13. Alguém herdou ou adquiriu riqueza injustamente?

14. Alguém da sua família abriu falência, perdeu a fortuna


familiar ou fez com que a família sofresse dificuldades
financeiras?

15. Alguém exterior à sua família fez com que a sua família
sofresse dificuldades financeiras?

16. Alguém foi rejeitado por ser um falhado, um perdedor, um


jogador, etc.?

17. Alguém perdeu uma casa ou bens e teve dificuldade em


recuperar?

18. Tem antepassados pobres?

19. Emigrou, ou os seus pais?

20. Os seus familiares foram obrigados a fugir ou expulsos da


sua pátria?

21. Magoou, enganou ou aproveitou-se de alguém, você ou


outro membro da sua família?
Capítulo 14
O remédio da linguagem nuclear
Se olhares atentamente para a palma da tua mão,
verás os teus pais e todas as gerações dos teus
antepassados.
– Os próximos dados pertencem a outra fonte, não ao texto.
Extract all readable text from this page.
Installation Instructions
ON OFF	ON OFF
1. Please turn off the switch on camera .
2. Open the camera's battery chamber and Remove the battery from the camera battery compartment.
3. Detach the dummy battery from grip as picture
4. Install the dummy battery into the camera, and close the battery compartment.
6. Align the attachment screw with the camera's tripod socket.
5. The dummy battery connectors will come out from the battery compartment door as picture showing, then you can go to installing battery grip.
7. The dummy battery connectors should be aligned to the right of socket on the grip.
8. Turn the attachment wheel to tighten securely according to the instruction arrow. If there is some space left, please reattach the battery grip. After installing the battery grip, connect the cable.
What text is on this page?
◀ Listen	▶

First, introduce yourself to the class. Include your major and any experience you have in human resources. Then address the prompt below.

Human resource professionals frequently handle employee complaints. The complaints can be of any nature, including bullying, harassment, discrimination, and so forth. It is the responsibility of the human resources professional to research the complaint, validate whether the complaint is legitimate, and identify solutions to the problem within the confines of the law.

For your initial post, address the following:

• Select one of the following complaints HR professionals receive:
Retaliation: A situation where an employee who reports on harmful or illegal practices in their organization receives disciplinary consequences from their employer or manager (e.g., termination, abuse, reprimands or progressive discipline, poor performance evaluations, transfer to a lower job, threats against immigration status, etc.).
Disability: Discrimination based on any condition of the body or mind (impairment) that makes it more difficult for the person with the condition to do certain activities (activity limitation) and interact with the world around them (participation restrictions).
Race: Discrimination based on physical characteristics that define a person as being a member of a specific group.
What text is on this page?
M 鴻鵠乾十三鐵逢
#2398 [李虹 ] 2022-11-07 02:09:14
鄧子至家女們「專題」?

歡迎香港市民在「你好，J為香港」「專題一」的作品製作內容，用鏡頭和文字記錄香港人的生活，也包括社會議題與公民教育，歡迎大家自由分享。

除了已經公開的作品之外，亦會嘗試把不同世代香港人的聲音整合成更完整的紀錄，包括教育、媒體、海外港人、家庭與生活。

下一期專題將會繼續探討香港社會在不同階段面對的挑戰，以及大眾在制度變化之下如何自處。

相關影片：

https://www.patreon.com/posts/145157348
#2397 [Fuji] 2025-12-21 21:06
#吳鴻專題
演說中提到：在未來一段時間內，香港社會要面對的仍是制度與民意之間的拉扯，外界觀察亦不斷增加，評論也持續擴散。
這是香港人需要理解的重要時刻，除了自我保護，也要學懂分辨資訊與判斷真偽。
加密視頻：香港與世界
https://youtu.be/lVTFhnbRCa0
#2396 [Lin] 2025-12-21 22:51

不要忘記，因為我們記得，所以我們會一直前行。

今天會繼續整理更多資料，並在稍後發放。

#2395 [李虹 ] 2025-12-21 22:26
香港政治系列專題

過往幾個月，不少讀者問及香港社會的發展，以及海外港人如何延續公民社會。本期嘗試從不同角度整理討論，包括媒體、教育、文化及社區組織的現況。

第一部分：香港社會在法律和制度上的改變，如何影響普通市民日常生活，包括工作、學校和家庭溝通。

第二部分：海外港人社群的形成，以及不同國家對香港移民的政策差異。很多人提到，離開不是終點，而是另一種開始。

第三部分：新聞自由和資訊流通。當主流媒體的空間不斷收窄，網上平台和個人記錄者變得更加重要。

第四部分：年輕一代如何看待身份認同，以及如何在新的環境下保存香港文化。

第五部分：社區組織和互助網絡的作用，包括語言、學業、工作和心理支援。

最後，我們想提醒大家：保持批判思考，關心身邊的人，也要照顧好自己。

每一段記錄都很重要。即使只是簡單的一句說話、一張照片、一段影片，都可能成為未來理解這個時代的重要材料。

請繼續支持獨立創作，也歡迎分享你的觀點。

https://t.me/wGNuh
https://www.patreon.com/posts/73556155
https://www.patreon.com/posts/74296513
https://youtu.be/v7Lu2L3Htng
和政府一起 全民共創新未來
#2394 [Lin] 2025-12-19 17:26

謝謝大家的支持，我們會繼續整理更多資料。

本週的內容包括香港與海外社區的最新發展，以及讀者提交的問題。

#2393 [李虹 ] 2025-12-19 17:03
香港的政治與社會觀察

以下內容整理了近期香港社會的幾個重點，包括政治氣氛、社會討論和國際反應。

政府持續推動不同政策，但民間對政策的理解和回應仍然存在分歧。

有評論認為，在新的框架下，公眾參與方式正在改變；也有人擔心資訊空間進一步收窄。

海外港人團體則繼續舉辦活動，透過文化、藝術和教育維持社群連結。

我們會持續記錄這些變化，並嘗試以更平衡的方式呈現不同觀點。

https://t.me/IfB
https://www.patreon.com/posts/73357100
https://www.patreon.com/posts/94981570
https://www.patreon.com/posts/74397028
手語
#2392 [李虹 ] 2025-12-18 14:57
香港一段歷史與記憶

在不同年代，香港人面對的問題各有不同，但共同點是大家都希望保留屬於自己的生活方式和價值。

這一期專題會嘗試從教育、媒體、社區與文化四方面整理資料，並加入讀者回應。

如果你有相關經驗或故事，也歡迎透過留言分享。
Todos eles estão vivos neste momento.
Cada um deles está presente no teu corpo. És a
continuação de cada uma dessas pessoas.
– Thich Nhat Hanh, A Lifetime of Peace

Neste livro, apresentei uma nova forma de ouvir que faz brilhar
uma luz sobre os tenuemente iluminados corredores do passado.
Ao descobrirmos como descodificar o nosso mapa da linguagem
nuclear, podemos decifrar o que nos pertence e o que pode ter
resultado de um acontecimento traumático na nossa história
familiar. Revelada a sua origem, os antigos padrões podem ser
libertados para que novos caminhos e novas possibilidades de vida
se possam abrir.
A minha esperança é de que já se sinta mais leve ou tenha
uma maior sensação de calma ao revisitar os medos que anotou
anteriormente. Talvez tenha um maior sentimento de pertença ou
compaixão para com os familiares que encontrou ao longo do
caminho. Talvez o acompanhem agora de uma nova forma – uma
forma encorajadora que o faz sentir-se abraçado por algo superior
a si. Talvez possa sentir o conforto e o apoio que lhe dão em
redor.
Reverve um momento e sinta este apoio. Envie a sua
respiração para as partes do corpo onde o sente. Estes novos
sentimentos vivem agora dentro de si e exigem o seu cuidado e
atenção para prosperar. A cada respiração consciente, sentimentos
de calma e bem-estar podem espalhar-se em todas as direções,
tornando-se parte de quem é. Sempre que inspira, deixe que os
bons sentimentos se expandam no corpo. Sempre que expira,
deixe que qualquer resíduo de medo se dissipe na expiração.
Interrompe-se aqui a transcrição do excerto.